Illustration of pretrained model checkpoint #37

Open irleader opened 5 months ago

irleader commented 5 months ago

Hi,

Changelog for release 0.1.4 states: "add checkpoints instanovo.pt trained on HC-PT, and instanovo_yeast.pt fine-tuned on nine-species excluding yeast."

After checking the vocab/residues for both model checkpoints: instanovo.pt does not have 'N(+.98)', 'Q(+.98)', and uses 'C' and 'M(ox)' instanovo_yeast.pt has 'N(+.98)', 'Q(+.98)', and uses 'C(+57.02)' and 'M(+15.99)'.

Therefore, I doubt instanovo_yeast.pt can not be finetuned based on instanovo.pt as they have different vocabs/residues.

So is instanovo_yeast.pt trained from scratch on nine-species dataset excluding yeast?

Thanks!

irleader commented 5 months ago

Also, is it possible to share with us the instanovo.pt checkpoint trained on HC-PT and has 'N(+.98)', 'Q(+.98)', and uses 'C(+57.02)' and 'M(+15.99)'? Thanks a lot!

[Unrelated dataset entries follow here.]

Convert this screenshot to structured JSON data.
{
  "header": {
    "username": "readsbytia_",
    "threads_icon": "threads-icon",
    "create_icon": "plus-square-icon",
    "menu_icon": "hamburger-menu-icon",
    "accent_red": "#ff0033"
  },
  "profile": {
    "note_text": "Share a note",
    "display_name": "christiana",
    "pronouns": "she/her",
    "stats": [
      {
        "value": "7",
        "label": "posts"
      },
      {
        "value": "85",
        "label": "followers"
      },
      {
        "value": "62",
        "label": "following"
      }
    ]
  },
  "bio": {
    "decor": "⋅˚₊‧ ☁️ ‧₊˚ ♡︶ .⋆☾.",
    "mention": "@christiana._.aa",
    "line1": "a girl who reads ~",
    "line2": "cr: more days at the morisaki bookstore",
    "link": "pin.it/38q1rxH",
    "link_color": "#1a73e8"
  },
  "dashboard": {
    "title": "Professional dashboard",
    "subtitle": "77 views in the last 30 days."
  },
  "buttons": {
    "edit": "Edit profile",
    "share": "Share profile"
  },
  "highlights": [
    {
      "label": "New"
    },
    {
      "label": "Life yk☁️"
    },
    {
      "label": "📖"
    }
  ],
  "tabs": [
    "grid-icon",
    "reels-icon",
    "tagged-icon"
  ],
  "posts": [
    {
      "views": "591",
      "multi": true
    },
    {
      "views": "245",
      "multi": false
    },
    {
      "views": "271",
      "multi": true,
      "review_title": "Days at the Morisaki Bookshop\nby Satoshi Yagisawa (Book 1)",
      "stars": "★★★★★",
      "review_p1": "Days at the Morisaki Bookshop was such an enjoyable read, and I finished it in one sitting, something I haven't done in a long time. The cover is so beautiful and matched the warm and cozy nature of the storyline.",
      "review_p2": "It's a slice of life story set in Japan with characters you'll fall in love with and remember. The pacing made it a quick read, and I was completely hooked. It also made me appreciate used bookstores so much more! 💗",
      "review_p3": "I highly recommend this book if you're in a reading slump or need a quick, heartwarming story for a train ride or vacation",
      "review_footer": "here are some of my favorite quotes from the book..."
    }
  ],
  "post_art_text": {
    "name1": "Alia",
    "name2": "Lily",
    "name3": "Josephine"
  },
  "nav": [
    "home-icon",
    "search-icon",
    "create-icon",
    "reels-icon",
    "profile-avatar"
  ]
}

KevinEloff commented 1 week ago

Hi @irleader,

Apologies again for the delayed response.

We actually do use the same checkpoint, but modify the decoder to allow for the new vocabulary. In the 1.0.0 release this process is performed automatically, adjusting the size of the amino acid embedding layer, the head weight, and head bias of the decoder.

In the 0.1.4 release, we did this manually by removing the weights associated with the input and output of the decoder and trained them from scratch on the nine-species dataset. We did this for both InstaNovo and InstaNovo+.